I can hear the counter-argument coming. "Yes, but the courts of the future will interpret SPLENDA in light of all those favorable interpretations about sex stereotyping from Title VII! So SPLENDA won't hurt gay plaintiffs because no court would dare to overturn those two decades of interpretations!"

Perhaps, but legal principles are often double-edged swords. While you, liberal Professor Carpenter, if ascended to the bench, would do so, and so would Representative Frank and so would I, especially with all of our respect for the principles of precedent and stare decisis, today's Supreme Court is not at all guaranteed to do so. In fact, this whole sex stereotyping cause of action in Title VII, founded on the Price-Waterhouse case decided by a liberal court in 1989, might be overruled by today's textualist Supreme Court who don't think much of 1989 as a year in Supreme Court history and don't give a snap for stare decisis and don't care who knows it.

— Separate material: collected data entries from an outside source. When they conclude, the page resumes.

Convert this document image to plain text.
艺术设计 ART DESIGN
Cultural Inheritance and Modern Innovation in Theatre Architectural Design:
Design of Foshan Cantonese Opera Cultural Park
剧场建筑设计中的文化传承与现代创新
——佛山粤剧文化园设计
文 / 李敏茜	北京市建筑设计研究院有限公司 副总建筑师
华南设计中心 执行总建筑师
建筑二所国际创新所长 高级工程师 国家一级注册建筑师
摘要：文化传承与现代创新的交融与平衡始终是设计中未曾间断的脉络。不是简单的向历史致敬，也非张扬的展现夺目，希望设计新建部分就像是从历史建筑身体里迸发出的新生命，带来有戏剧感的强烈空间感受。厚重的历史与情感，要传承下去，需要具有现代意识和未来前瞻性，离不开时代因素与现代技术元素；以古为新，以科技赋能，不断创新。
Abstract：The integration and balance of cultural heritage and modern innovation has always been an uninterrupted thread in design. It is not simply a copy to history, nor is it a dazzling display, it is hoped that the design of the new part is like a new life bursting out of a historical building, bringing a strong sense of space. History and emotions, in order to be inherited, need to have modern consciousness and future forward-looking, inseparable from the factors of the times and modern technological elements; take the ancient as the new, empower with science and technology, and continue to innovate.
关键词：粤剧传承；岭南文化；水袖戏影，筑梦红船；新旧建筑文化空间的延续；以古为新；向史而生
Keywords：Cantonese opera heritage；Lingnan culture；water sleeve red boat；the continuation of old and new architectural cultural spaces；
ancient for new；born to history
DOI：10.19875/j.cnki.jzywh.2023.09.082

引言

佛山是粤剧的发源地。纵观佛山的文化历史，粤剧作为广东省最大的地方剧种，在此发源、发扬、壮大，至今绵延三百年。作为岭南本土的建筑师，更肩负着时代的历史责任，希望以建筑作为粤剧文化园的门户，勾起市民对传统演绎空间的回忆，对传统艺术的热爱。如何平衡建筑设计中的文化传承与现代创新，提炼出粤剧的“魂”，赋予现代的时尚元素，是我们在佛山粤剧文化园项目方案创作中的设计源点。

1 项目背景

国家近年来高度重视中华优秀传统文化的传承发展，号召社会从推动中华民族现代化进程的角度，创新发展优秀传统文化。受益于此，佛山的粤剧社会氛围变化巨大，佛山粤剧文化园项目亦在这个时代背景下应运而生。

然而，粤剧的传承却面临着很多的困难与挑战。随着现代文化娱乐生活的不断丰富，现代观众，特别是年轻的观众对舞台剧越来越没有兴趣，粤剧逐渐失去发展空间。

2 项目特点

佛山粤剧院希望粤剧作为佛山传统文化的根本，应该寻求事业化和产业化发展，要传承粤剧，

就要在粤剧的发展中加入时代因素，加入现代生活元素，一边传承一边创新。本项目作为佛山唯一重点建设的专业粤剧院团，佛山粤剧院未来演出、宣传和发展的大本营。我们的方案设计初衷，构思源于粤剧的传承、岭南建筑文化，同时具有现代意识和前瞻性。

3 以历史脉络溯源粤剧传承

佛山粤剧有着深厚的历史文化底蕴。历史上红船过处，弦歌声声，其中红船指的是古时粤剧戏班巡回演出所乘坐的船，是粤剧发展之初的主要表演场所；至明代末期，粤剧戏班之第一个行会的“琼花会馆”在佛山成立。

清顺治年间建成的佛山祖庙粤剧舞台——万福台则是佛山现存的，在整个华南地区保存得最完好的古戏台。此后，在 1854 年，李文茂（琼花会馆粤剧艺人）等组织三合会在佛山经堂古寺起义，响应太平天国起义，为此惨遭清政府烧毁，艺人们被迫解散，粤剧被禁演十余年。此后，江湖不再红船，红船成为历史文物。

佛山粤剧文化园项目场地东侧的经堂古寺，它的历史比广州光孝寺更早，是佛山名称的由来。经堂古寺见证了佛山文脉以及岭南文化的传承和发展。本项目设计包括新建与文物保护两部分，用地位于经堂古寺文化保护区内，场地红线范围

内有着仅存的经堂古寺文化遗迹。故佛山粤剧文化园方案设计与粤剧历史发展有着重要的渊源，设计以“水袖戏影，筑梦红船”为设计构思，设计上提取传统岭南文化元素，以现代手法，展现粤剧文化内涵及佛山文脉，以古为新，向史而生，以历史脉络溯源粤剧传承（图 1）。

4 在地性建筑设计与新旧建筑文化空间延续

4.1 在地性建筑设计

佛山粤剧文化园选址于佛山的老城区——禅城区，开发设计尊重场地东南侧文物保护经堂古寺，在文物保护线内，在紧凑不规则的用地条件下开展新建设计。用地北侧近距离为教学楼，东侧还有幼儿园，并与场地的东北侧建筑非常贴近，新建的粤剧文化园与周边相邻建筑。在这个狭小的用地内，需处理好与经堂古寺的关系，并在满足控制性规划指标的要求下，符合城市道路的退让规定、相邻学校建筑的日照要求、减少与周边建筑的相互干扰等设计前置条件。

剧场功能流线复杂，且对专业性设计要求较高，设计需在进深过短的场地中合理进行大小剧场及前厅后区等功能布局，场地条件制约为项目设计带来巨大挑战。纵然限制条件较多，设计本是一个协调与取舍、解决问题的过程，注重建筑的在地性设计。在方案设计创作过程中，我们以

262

It would be easy for the Court to reason that the cases which prohibit gay plaintiffs from bringing a gender expression claim are still good, even though the new SPLENDA law would allow a sexual orientation claim. All they have to say is that SPLENDA specifically splits off gender identity and expression, which shows that Price Waterhouse was wrong, or at least using a pre-SPLENDA interpretation. "The Price Waterhouse court interpreted Title VII sex to include gender expression, but, clearly, "gender expression" is now a separate concept from both sex and sexual orientation, as demonstrated by the introduction of separate bills SPLENDA and GENDA," they would glibly state, as we all stand by seething and protesting.

There are a number of courts which have, in fact, made this argument, noting that Price-Waterhouse "sex stereotyping" does not encompass all gender expressions, but only those engaged in by the traditionally gendered. (I realize that makes little sense, but my point is that courts are willing to take such arguments seriously.) See, e.g., Dillon v. Frank, 952 F.2d 403 (6th Cir. 1992); Sweet v. Mulberry Lutheran Home, 2003 WL 21525058 (S.D.Ind. 2003); Oiler v. Winn-Dixie, 2002 WL 31098541 (E.D.La. 2002); and Etsitty v. Utah Transit Authority, 2005 WL 1505610 (D.Utah 2005) (recently affirmed by the 10th Circuit).

How can you, as a public intellectual, lawyer and law professor, advise us, your clients, in all good conscience, that there is no possible way that SPLENDA could be used to re-interpret Title VII and overrule Price-Waterhouse? How can you say that statute A is not used to interpret statute B? The answer is that you can't. That cracking sound you hear? Try not to move, because it's not Lambda Legal on thin ice.